Unfortunately, recent Rumbles have featured particularly uninspired final sprints. A half-dead Batista huffing and puffing his way to the win in 2014. Everything coming down to an uninspired Cena-Ryback confrontation in 2013. Roman Reigns triumphing over the who-cares duo of Kane and Big Show amongst deafening boos in 2015. In recent years, Rumble finishes have consistently felt deflating rather than exciting. Work backwards, WWE – come up with a great final four first, then put together the Rumble that builds to it.

The Royal Rumble should not be used as a stepping stone.

Winning the Royal Rumble is the most exclusive thing a WWE superstar can achieve. Greater than winning the world title (Jack Swagger or Christian will never win a Royal Rumble) or even main-eventing WrestleMania (again, I don’t expect we’ll ever see The Miz or Chris Jericho as Rumble winners). Winning the Royal Rumble should be a coronation. It signifies you’re one of the undisputed, top-of-the-heap badasses in WWE.

Unfortunately, the Rumble has become just another booking shortcut. A way to try to get a wrestler over without putting in the proper work in terms of storytelling. For the past few years, most of the Rumble winners (Alberto Del Rio, Sheamus, Batista, Roman Reigns) have been hand-picked guys who weren’t as big a deal as WWE wanted them to be. In every case, trying to boost a guy using the Rumble has backfired, sometimes spectacularly. Put in the work, WWE. You have to make guys worthy of winning the Rumble, because the Rumble won’t make them for you.

So, will the 2016 Rumble be one of the good ones?

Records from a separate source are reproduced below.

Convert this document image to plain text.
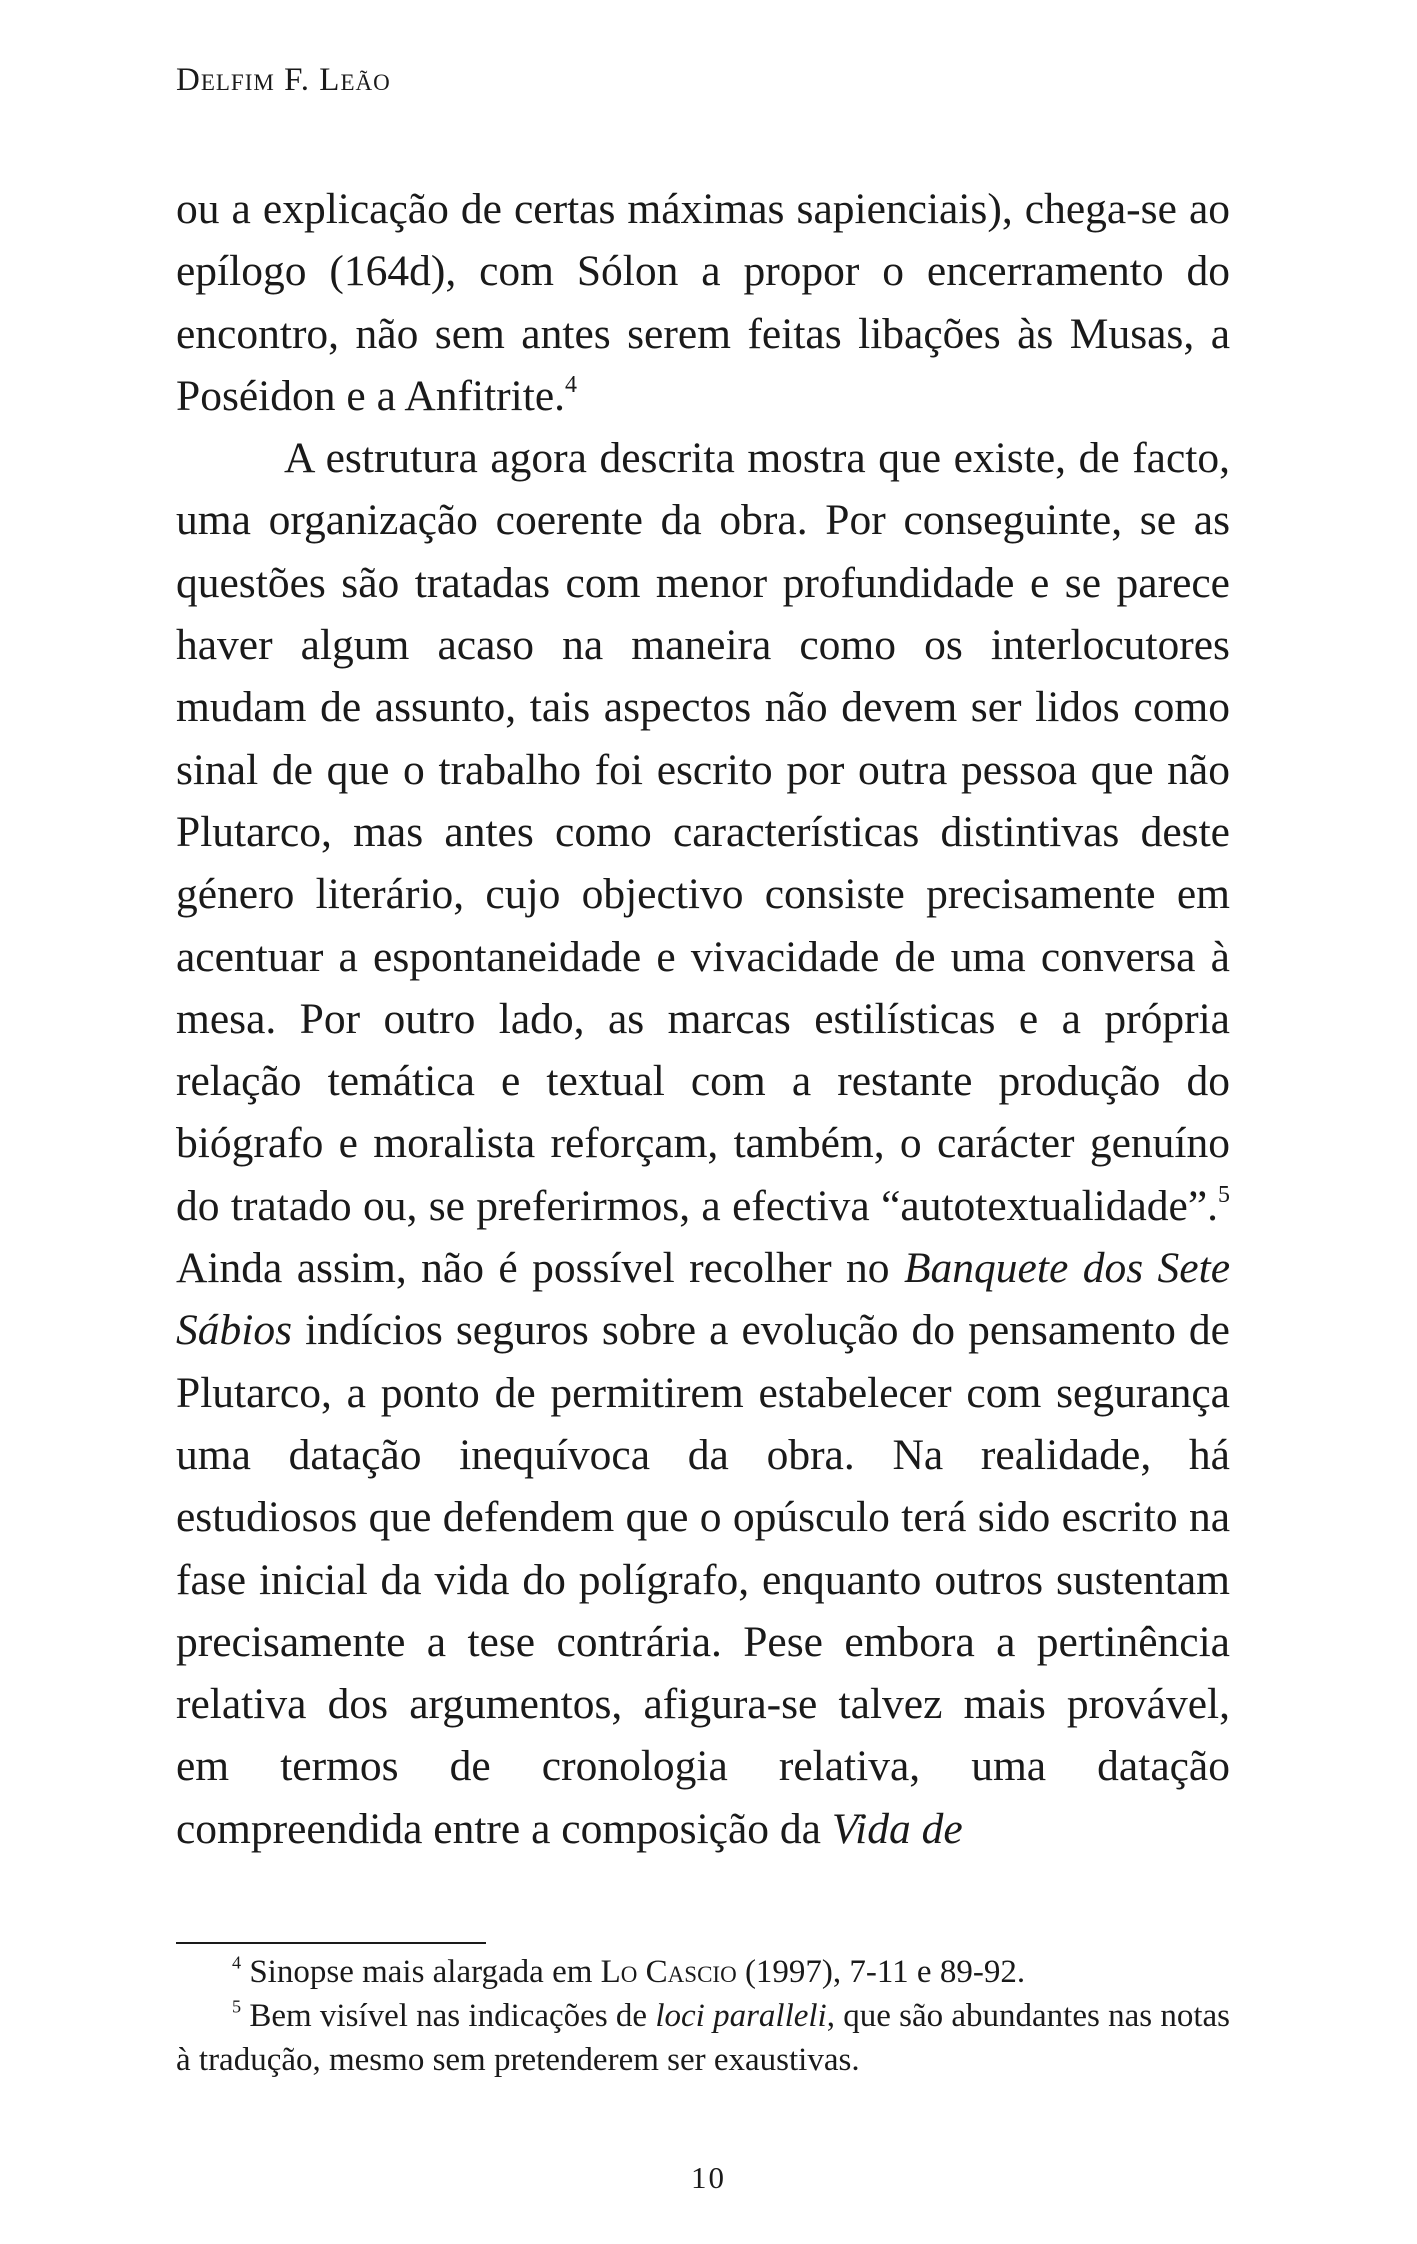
Delfim F. Leão

ou a explicação de certas máximas sapienciais), chega-se ao epílogo (164d), com Sólon a propor o encerramento do encontro, não sem antes serem feitas libações às Musas, a Poséidon e a Anfitrite.$^4$

A estrutura agora descrita mostra que existe, de facto, uma organização coerente da obra. Por conseguinte, se as questões são tratadas com menor profundidade e se parece haver algum acaso na maneira como os interlocutores mudam de assunto, tais aspectos não devem ser lidos como sinal de que o trabalho foi escrito por outra pessoa que não Plutarco, mas antes como características distintivas deste género literário, cujo objectivo consiste precisamente em acentuar a espontaneidade e vivacidade de uma conversa à mesa. Por outro lado, as marcas estilísticas e a própria relação temática e textual com a restante produção do biógrafo e moralista reforçam, também, o carácter genuíno do tratado ou, se preferirmos, a efectiva “autotextualidade”.$^5$ Ainda assim, não é possível recolher no Banquete dos Sete Sábios indícios seguros sobre a evolução do pensamento de Plutarco, a ponto de permitirem estabelecer com segurança uma datação inequívoca da obra. Na realidade, há estudiosos que defendem que o opúsculo terá sido escrito na fase inicial da vida do polígrafo, enquanto outros sustentam precisamente a tese contrária. Pese embora a pertinência relativa dos argumentos, afigura-se talvez mais provável, em termos de cronologia relativa, uma datação compreendida entre a composição da Vida de

$^4$ Sinopse mais alargada em Lo Cascio (1997), 7-11 e 89-92.

$^5$ Bem visível nas indicações de loci paralleli, que são abundantes nas notas à tradução, mesmo sem pretenderem ser exaustivas.

10
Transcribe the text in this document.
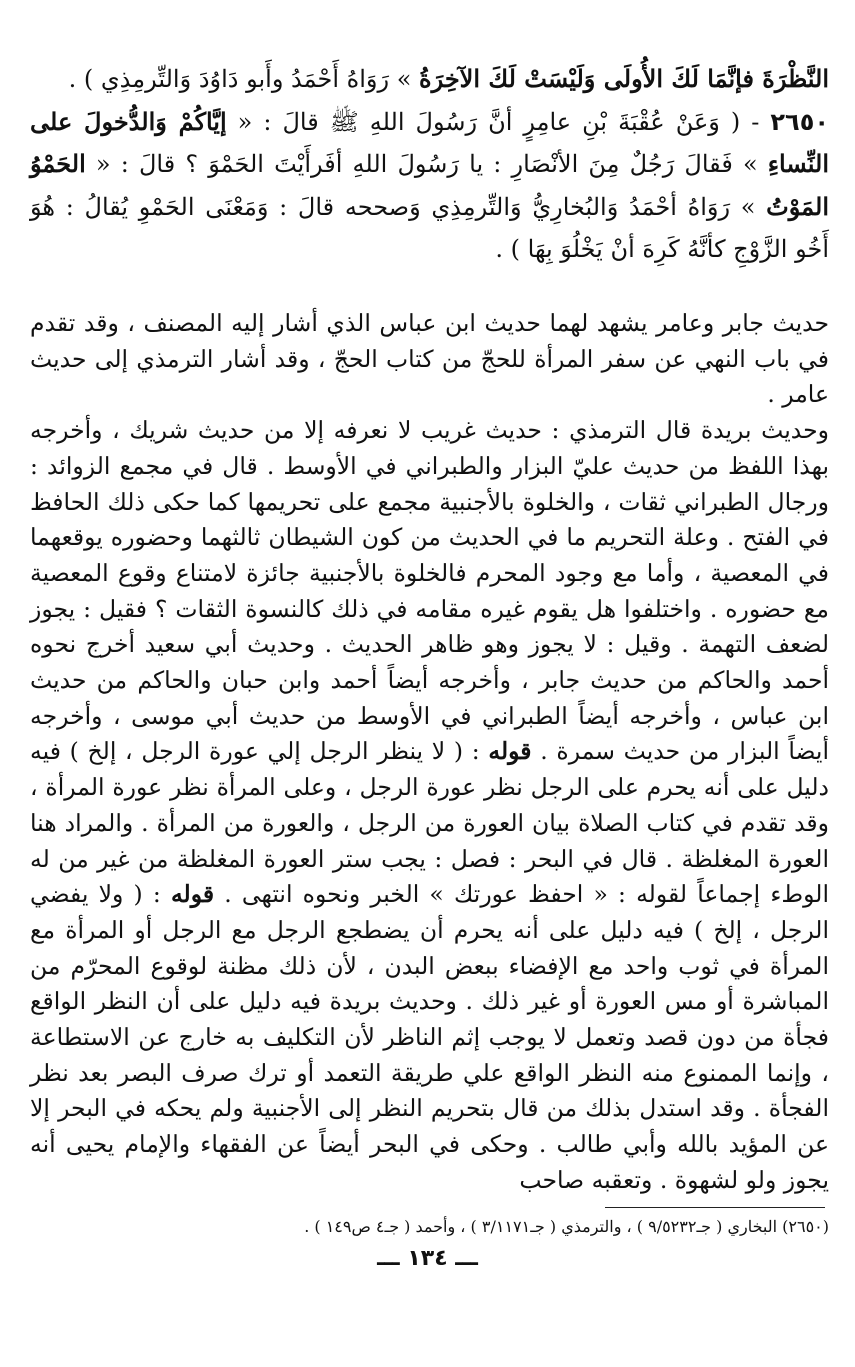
النَّظْرَةَ فإنَّمَا لَكَ الأُولَى وَلَيْسَتْ لَكَ الآخِرَةُ » رَوَاهُ أَحْمَدُ وأَبو دَاوُدَ وَالتِّرمِذِي ) .

٢٦٥٠ - ( وَعَنْ عُقْبَةَ بْنِ عامِرٍ أنَّ رَسُولَ اللهِ ﷺ قالَ : « إيَّاكُمْ وَالدُّخولَ على النِّساءِ » فَقالَ رَجُلٌ مِنَ الأنْصَارِ : يا رَسُولَ اللهِ أفَرأَيْتَ الحَمْوَ ؟ قالَ : « الحَمْوُ المَوْتُ » رَوَاهُ أحْمَدُ وَالبُخارِيُّ وَالتِّرمِذِي وَصححه قالَ : وَمَعْنَى الحَمْوِ يُقالُ : هُوَ أَخُو الزَّوْجِ كأنَّهُ كَرِهَ أنْ يَخْلُوَ بِهَا ) .

حديث جابر وعامر يشهد لهما حديث ابن عباس الذي أشار إليه المصنف ، وقد تقدم في باب النهي عن سفر المرأة للحجّ من كتاب الحجّ ، وقد أشار الترمذي إلى حديث عامر .

وحديث بريدة قال الترمذي : حديث غريب لا نعرفه إلا من حديث شريك ، وأخرجه بهذا اللفظ من حديث عليّ البزار والطبراني في الأوسط . قال في مجمع الزوائد : ورجال الطبراني ثقات ، والخلوة بالأجنبية مجمع على تحريمها كما حكى ذلك الحافظ في الفتح . وعلة التحريم ما في الحديث من كون الشيطان ثالثهما وحضوره يوقعهما في المعصية ، وأما مع وجود المحرم فالخلوة بالأجنبية جائزة لامتناع وقوع المعصية مع حضوره . واختلفوا هل يقوم غيره مقامه في ذلك كالنسوة الثقات ؟ فقيل : يجوز لضعف التهمة . وقيل : لا يجوز وهو ظاهر الحديث . وحديث أبي سعيد أخرج نحوه أحمد والحاكم من حديث جابر ، وأخرجه أيضاً أحمد وابن حبان والحاكم من حديث ابن عباس ، وأخرجه أيضاً الطبراني في الأوسط من حديث أبي موسى ، وأخرجه أيضاً البزار من حديث سمرة . قوله : ( لا ينظر الرجل إلي عورة الرجل ، إلخ ) فيه دليل على أنه يحرم على الرجل نظر عورة الرجل ، وعلى المرأة نظر عورة المرأة ، وقد تقدم في كتاب الصلاة بيان العورة من الرجل ، والعورة من المرأة . والمراد هنا العورة المغلظة . قال في البحر : فصل : يجب ستر العورة المغلظة من غير من له الوطء إجماعاً لقوله : « احفظ عورتك » الخبر ونحوه انتهى . قوله : ( ولا يفضي الرجل ، إلخ ) فيه دليل على أنه يحرم أن يضطجع الرجل مع الرجل أو المرأة مع المرأة في ثوب واحد مع الإفضاء ببعض البدن ، لأن ذلك مظنة لوقوع المحرّم من المباشرة أو مس العورة أو غير ذلك . وحديث بريدة فيه دليل على أن النظر الواقع فجأة من دون قصد وتعمل لا يوجب إثم الناظر لأن التكليف به خارج عن الاستطاعة ، وإنما الممنوع منه النظر الواقع علي طريقة التعمد أو ترك صرف البصر بعد نظر الفجأة . وقد استدل بذلك من قال بتحريم النظر إلى الأجنبية ولم يحكه في البحر إلا عن المؤيد بالله وأبي طالب . وحكى في البحر أيضاً عن الفقهاء والإمام يحيى أنه يجوز ولو لشهوة . وتعقبه صاحب

(٢٦٥٠) البخاري ( جـ٩/٥٢٣٢ ) ، والترمذي ( جـ٣/١١٧١ ) ، وأحمد ( جـ٤ ص١٤٩ ) .
ـــ ١٣٤ ـــ
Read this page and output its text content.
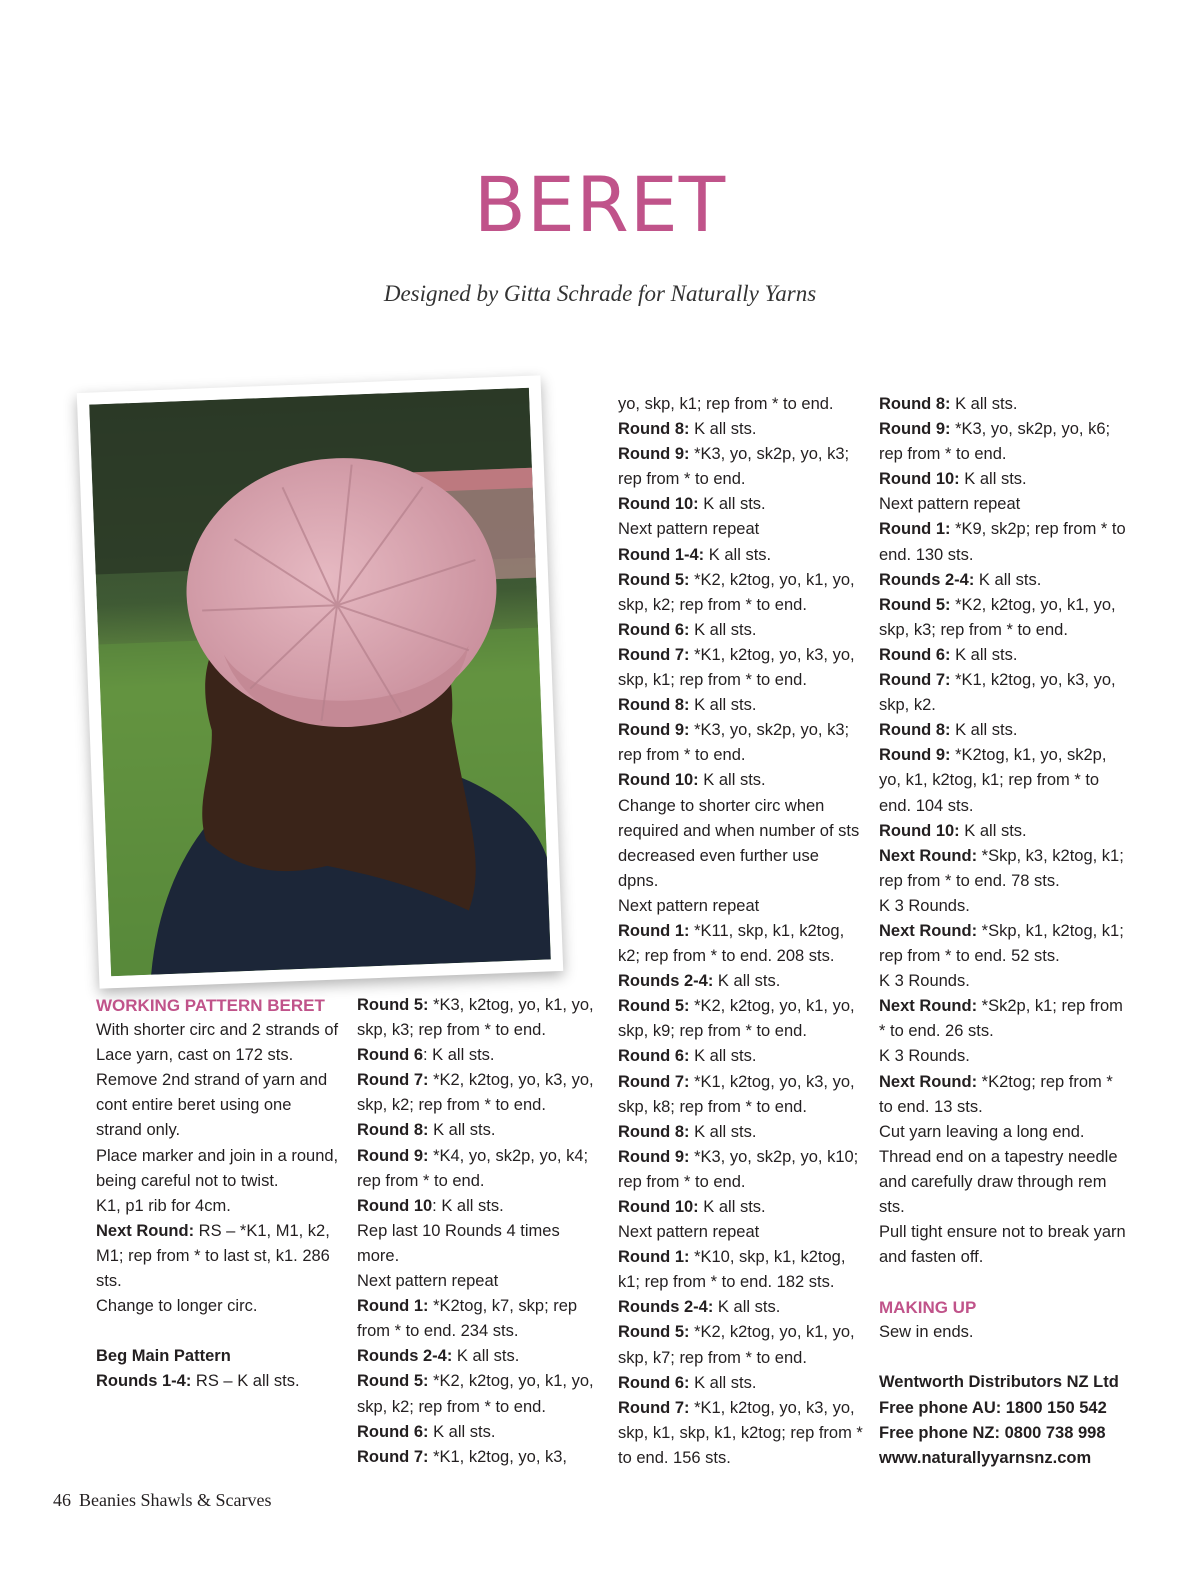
BERET

Designed by Gitta Schrade for Naturally Yarns

WORKING PATTERN BERET

With shorter circ and 2 strands of Lace yarn, cast on 172 sts.

Remove 2nd strand of yarn and cont entire beret using one strand only.

Place marker and join in a round, being careful not to twist.

K1, p1 rib for 4cm.

Next Round: RS – *K1, M1, k2, M1; rep from * to last st, k1. 286 sts.

Change to longer circ.

Beg Main Pattern

Rounds 1-4: RS – K all sts.

Round 5: *K3, k2tog, yo, k1, yo, skp, k3; rep from * to end.

Round 6: K all sts.

Round 7: *K2, k2tog, yo, k3, yo, skp, k2; rep from * to end.

Round 8: K all sts.

Round 9: *K4, yo, sk2p, yo, k4; rep from * to end.

Round 10: K all sts.

Rep last 10 Rounds 4 times more.

Next pattern repeat

Round 1: *K2tog, k7, skp; rep from * to end. 234 sts.

Rounds 2-4: K all sts.

Round 5: *K2, k2tog, yo, k1, yo, skp, k2; rep from * to end.

Round 6: K all sts.

Round 7: *K1, k2tog, yo, k3,

yo, skp, k1; rep from * to end.

Round 8: K all sts.

Round 9: *K3, yo, sk2p, yo, k3; rep from * to end.

Round 10: K all sts.

Next pattern repeat

Round 1-4: K all sts.

Round 5: *K2, k2tog, yo, k1, yo, skp, k2; rep from * to end.

Round 6: K all sts.

Round 7: *K1, k2tog, yo, k3, yo, skp, k1; rep from * to end.

Round 8: K all sts.

Round 9: *K3, yo, sk2p, yo, k3; rep from * to end.

Round 10: K all sts.

Change to shorter circ when required and when number of sts decreased even further use dpns.

Next pattern repeat

Round 1: *K11, skp, k1, k2tog, k2; rep from * to end. 208 sts.

Rounds 2-4: K all sts.

Round 5: *K2, k2tog, yo, k1, yo, skp, k9; rep from * to end.

Round 6: K all sts.

Round 7: *K1, k2tog, yo, k3, yo, skp, k8; rep from * to end.

Round 8: K all sts.

Round 9: *K3, yo, sk2p, yo, k10; rep from * to end.

Round 10: K all sts.

Next pattern repeat

Round 1: *K10, skp, k1, k2tog, k1; rep from * to end. 182 sts.

Rounds 2-4: K all sts.

Round 5: *K2, k2tog, yo, k1, yo, skp, k7; rep from * to end.

Round 6: K all sts.

Round 7: *K1, k2tog, yo, k3, yo, skp, k1, skp, k1, k2tog; rep from * to end. 156 sts.

Round 8: K all sts.

Round 9: *K3, yo, sk2p, yo, k6; rep from * to end.

Round 10: K all sts.

Next pattern repeat

Round 1: *K9, sk2p; rep from * to end. 130 sts.

Rounds 2-4: K all sts.

Round 5: *K2, k2tog, yo, k1, yo, skp, k3; rep from * to end.

Round 6: K all sts.

Round 7: *K1, k2tog, yo, k3, yo, skp, k2.

Round 8: K all sts.

Round 9: *K2tog, k1, yo, sk2p, yo, k1, k2tog, k1; rep from * to end. 104 sts.

Round 10: K all sts.

Next Round: *Skp, k3, k2tog, k1; rep from * to end. 78 sts.

K 3 Rounds.

Next Round: *Skp, k1, k2tog, k1; rep from * to end. 52 sts.

K 3 Rounds.

Next Round: *Sk2p, k1; rep from * to end. 26 sts.

K 3 Rounds.

Next Round: *K2tog; rep from * to end. 13 sts.

Cut yarn leaving a long end.

Thread end on a tapestry needle and carefully draw through rem sts.

Pull tight ensure not to break yarn and fasten off.

MAKING UP

Sew in ends.

Wentworth Distributors NZ Ltd

Free phone AU: 1800 150 542

Free phone NZ: 0800 738 998

www.naturallyyarnsnz.com

46 Beanies Shawls & Scarves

The signs are actually fairly encouraging. Roman Reigns is far more deserving than he was in 2015, and the whole “One vs. All” conceit gives this Rumble a built-in match-long storyline. Also, the unusually large number of factions going into this Rumble (The Wyatts, New Day, League of Nations, Social Outcasts and more) should ensure there’s plenty of subplots to go around. And hey, the ever growing popularity of NXT and the fact that WrestleMania 32 is likely going to be focused heavily on nostalgia acts could mean we get a varied field with plenty of new and old guys alike. This is WWE, so ball-dropping is always a distinct possibility, but this should be the Rumble that breaks the recent streak of mediocrity.